Bild: Fröhlich vereint im Kulturkampf gegen den gesellschaftlichen Fortschritt
Georg Pazderski hält die AfD schon für die neue Arbeiterpartei. Am Tag nach
der Wahl zum Berliner Abgeordnetenhaus zählt der Spitzenkandidat der
Rechtspopulisten auf: 18 Prozent der Arbeiter haben für die SPD gestimmt,
16 Prozent für die Linke, 27 Prozent „für uns“: „Offensichtlich sprechen
wir die Sprache der Arbeiter“, freut sich der ehemalige Bundeswehroffizier.

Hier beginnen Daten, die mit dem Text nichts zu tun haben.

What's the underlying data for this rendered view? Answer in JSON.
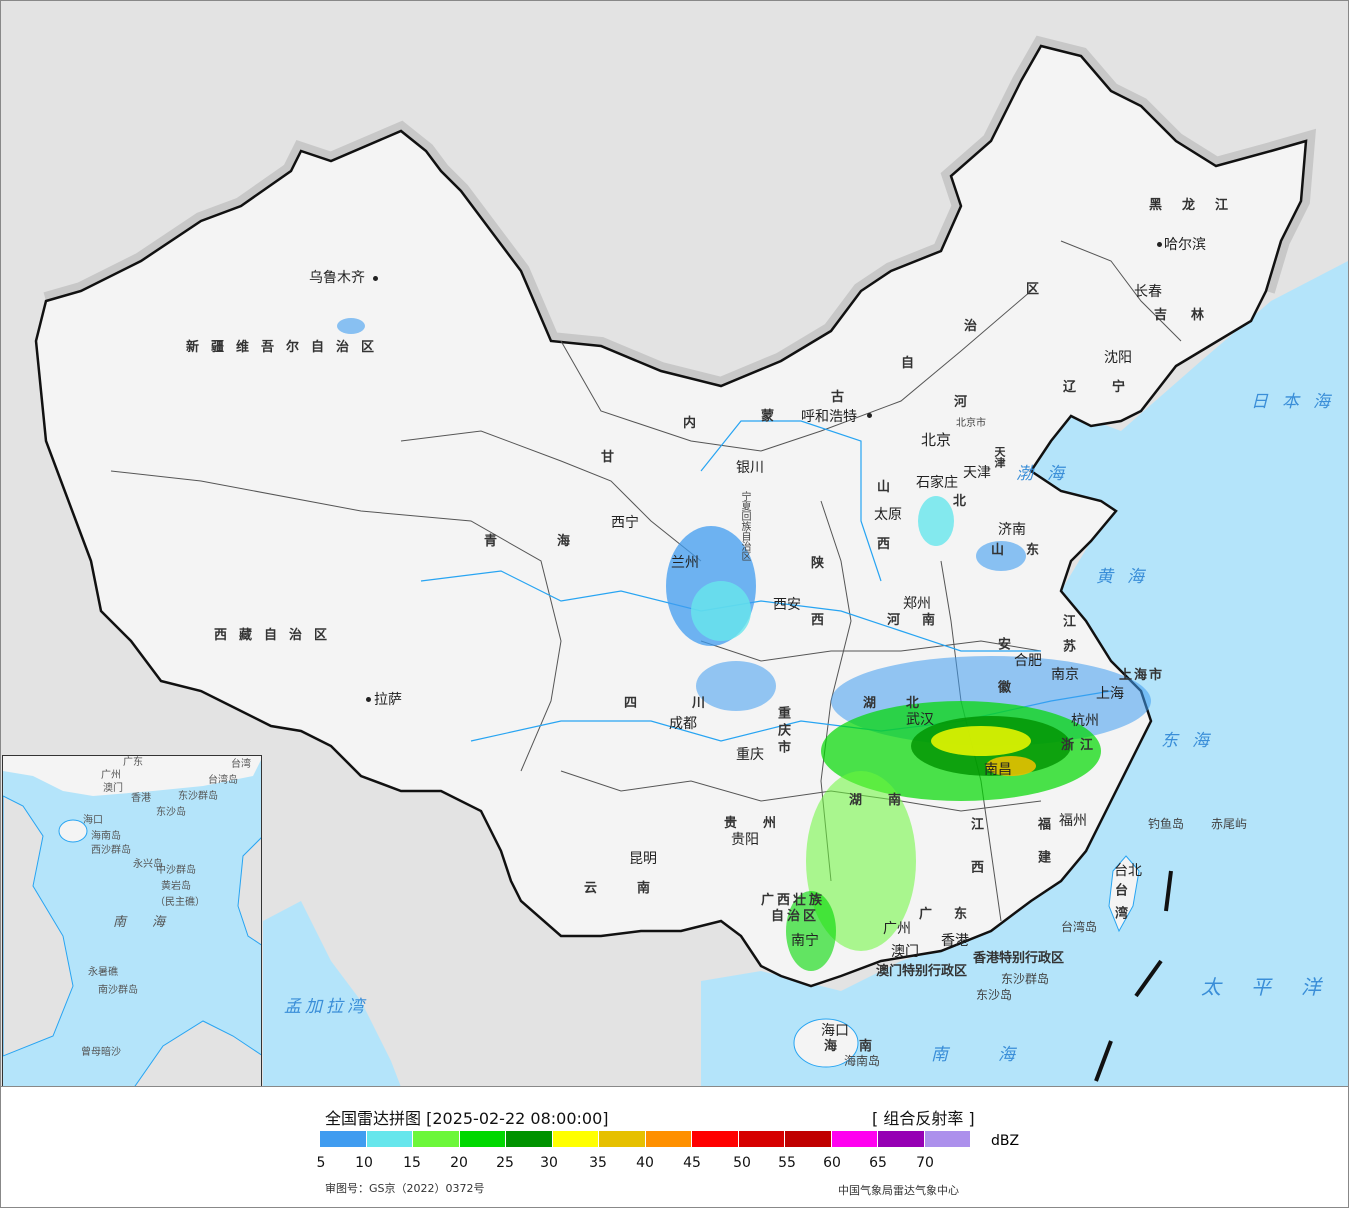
{
  "legend": {
    "title": "全国雷达拼图 [2025-02-22 08:00:00]",
    "product": "[ 组合反射率 ]",
    "unit": "dBZ",
    "ticks": [
      "5",
      "10",
      "15",
      "20",
      "25",
      "30",
      "35",
      "40",
      "45",
      "50",
      "55",
      "60",
      "65",
      "70"
    ],
    "colors": [
      "#409cf0",
      "#66e6ec",
      "#6cf73a",
      "#00d800",
      "#009200",
      "#ffff00",
      "#e6c000",
      "#ff9000",
      "#ff0000",
      "#d60000",
      "#c00000",
      "#ff00f0",
      "#9600b4",
      "#ac90ec"
    ],
    "approval_number": "审图号：GS京（2022）0372号",
    "credit": "中国气象局雷达气象中心"
  },
  "map_colors": {
    "sea": "#b4e4fa",
    "land_china": "#f4f4f4",
    "land_foreign": "#e3e3e3",
    "border": "#111111",
    "river": "#27a4f2"
  },
  "provinces": [
    "新疆维吾尔自治区",
    "西藏自治区",
    "青海",
    "甘",
    "内",
    "蒙",
    "古",
    "自",
    "治",
    "区",
    "黑龙江",
    "吉林",
    "辽宁",
    "河",
    "北",
    "山",
    "西",
    "陕",
    "西",
    "宁夏回族自治区",
    "山东",
    "河南",
    "江苏",
    "安徽",
    "湖北",
    "四川",
    "重庆市",
    "贵州",
    "云南",
    "湖南",
    "江西",
    "浙江",
    "福建",
    "广西壮族",
    "自治区",
    "广东",
    "海南",
    "台湾",
    "上海市",
    "北京市",
    "天津",
    "香港特别行政区",
    "澳门特别行政区"
  ],
  "cities": [
    "乌鲁木齐",
    "拉萨",
    "西宁",
    "兰州",
    "银川",
    "呼和浩特",
    "北京",
    "天津",
    "石家庄",
    "太原",
    "济南",
    "郑州",
    "西安",
    "成都",
    "重庆",
    "贵阳",
    "昆明",
    "南宁",
    "广州",
    "澳门",
    "香港",
    "海口",
    "武汉",
    "合肥",
    "南京",
    "上海",
    "杭州",
    "南昌",
    "福州",
    "台北",
    "哈尔滨",
    "长春",
    "沈阳"
  ],
  "islands": [
    "海南岛",
    "台湾岛",
    "钓鱼岛",
    "赤尾屿",
    "东沙群岛",
    "东沙岛"
  ],
  "seas": [
    "日本海",
    "渤海",
    "黄海",
    "东海",
    "太平洋",
    "南海",
    "孟加拉湾"
  ],
  "inset": {
    "labels": [
      "南海",
      "南沙群岛",
      "西沙群岛",
      "中沙群岛",
      "黄岩岛",
      "（民主礁）",
      "永兴岛",
      "永暑礁",
      "曾母暗沙",
      "海南岛",
      "东沙群岛",
      "东沙岛",
      "台湾岛",
      "台湾",
      "广东",
      "广州",
      "澳门",
      "香港",
      "海口"
    ]
  }
}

Pazderski ist nicht der Einzige, der die These von der neuen Arbeiterpartei
vertritt, auch unter den Kritikern der Rechtspopulisten wird sie immer
häufiger formuliert. Gewöhnlich geht die Gleichung so: Arbeiter und
Arbeitslose wählen die Rechtspopulisten, weil sie sich sozial abgehängt
fühlen, um die Zukunft sorgen und von den anderen Parteien keinerlei
Unterstützung mehr erwarten. Ob sie dies aus Überzeugung tun oder weil sie
den anderen Parteien einen Denkzettel verpassen wollen, [1][wie der Kollege
Martin Reeh an dieser Stelle jüngst argumentierte], ist dabei zweitrangig.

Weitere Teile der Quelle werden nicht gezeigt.